Alex Odeh’s murder, 26 years ago, was an early sign of Southern California’s treatment of Palestinian dissent

 

Today is the 26th anniversary of the murder of Alex Odeh in Southern California. Odeh — the ADC West Coast director — was targeted because he spoke up on behalf of Palestinians, earning him the hate of the extremist Jewish Defense League (JDL). But what must be most noted about this case, is that even today, no one has been prosecuted for this hateful killing, a terrorist act that took place on US soil because of events related to the Israeli-Palestinian conflict. This is a failure of the state and in keeping with a Southern California tradition of a hostility to Palestinian dissent. I outline some of this history in this week’s The Nation where I compare the recent conviction of the “Irvine 11” to the 20-year witchhunt against the “LA 8”:

The [Irvine 11] prosecution had echoes of the government’s pursuit of the LA 8, eight students arrested in Los Angeles in 1987 for handing out leaflets on behalf of a Palestinian group with communist leanings. Though the publication was available in public libraries, on college campuses and even at the Library of Congress, the government pursued the case for twenty years, spending taxpayer dollars to use both the criminal justice and immigration systems to try to convict or deport the eight.
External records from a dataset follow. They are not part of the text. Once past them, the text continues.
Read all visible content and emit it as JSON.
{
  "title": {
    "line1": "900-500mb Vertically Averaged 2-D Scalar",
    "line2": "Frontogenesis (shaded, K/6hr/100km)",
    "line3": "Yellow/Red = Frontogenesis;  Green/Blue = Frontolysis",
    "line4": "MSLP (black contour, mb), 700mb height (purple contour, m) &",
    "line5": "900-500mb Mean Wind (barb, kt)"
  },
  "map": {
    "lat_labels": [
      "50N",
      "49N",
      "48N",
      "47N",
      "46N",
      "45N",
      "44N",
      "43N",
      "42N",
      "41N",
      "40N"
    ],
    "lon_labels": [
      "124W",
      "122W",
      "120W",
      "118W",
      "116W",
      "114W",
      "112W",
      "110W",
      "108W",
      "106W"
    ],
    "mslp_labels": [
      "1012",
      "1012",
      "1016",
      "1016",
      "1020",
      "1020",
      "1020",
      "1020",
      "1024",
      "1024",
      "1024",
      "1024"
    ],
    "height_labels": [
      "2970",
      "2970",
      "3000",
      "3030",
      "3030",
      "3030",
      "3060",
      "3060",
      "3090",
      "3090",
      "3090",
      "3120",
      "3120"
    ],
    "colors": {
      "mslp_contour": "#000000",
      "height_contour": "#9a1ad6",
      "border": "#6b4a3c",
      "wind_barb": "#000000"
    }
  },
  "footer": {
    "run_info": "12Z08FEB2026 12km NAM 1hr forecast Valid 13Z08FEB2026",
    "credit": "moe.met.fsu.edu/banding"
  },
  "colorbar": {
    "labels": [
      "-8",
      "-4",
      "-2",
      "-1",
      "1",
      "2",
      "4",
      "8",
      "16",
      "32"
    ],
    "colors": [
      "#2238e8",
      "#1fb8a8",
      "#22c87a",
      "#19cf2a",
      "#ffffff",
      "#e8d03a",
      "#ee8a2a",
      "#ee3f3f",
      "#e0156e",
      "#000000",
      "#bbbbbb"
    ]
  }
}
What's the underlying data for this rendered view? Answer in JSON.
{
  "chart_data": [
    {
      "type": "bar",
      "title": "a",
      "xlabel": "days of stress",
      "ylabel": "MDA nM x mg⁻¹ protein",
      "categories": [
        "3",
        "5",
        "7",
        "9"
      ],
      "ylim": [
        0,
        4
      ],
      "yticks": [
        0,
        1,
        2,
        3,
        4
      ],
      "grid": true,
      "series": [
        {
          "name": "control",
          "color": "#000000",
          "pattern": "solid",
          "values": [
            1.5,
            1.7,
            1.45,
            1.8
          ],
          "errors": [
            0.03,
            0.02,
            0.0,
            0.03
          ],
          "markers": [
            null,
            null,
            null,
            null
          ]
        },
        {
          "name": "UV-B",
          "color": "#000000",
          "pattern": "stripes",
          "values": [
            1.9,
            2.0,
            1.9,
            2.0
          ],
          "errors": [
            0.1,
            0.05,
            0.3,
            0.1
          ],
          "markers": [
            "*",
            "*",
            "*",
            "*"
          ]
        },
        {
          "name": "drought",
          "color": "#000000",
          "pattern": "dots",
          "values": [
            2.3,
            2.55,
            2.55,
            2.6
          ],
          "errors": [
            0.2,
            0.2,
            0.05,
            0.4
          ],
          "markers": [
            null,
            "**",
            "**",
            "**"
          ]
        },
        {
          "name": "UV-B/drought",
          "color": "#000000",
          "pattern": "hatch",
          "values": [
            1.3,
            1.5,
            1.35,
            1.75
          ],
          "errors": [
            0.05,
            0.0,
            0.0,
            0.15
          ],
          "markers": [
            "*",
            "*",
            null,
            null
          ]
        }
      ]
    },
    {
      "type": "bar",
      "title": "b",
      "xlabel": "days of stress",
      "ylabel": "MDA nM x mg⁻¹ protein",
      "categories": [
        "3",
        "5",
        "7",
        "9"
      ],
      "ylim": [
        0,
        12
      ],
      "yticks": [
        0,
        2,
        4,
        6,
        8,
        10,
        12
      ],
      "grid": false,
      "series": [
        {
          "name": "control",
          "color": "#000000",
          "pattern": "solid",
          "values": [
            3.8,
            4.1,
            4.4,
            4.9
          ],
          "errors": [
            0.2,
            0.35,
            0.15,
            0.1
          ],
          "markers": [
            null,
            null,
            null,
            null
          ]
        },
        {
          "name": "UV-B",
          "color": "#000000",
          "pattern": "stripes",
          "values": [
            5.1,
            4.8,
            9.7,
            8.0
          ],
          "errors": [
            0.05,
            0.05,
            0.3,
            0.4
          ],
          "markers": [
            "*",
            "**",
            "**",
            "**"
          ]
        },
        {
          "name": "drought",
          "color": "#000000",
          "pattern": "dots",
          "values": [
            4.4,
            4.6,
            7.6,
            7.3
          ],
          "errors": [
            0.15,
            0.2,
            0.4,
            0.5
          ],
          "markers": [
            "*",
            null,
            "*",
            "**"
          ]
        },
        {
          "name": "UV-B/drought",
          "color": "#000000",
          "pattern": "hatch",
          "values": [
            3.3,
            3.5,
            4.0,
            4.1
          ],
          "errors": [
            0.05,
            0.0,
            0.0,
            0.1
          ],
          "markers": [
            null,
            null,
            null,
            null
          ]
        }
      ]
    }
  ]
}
In 2007 the charges were finally dropped.

Many have decried the potential chilling effect of the Irvine 11 case, but such
intimidation is not likely to work in the long run. “Such tactics don’t stifle debate or activism; what it does is propel it and energize it,” says Michel Shehadeh, one of the LA 8 defendants, reflecting on the similarities between the two cases. “If such tactics worked, then the Irvine 11 wouldn’t have happened, because the LA 8 happened twenty years ago.”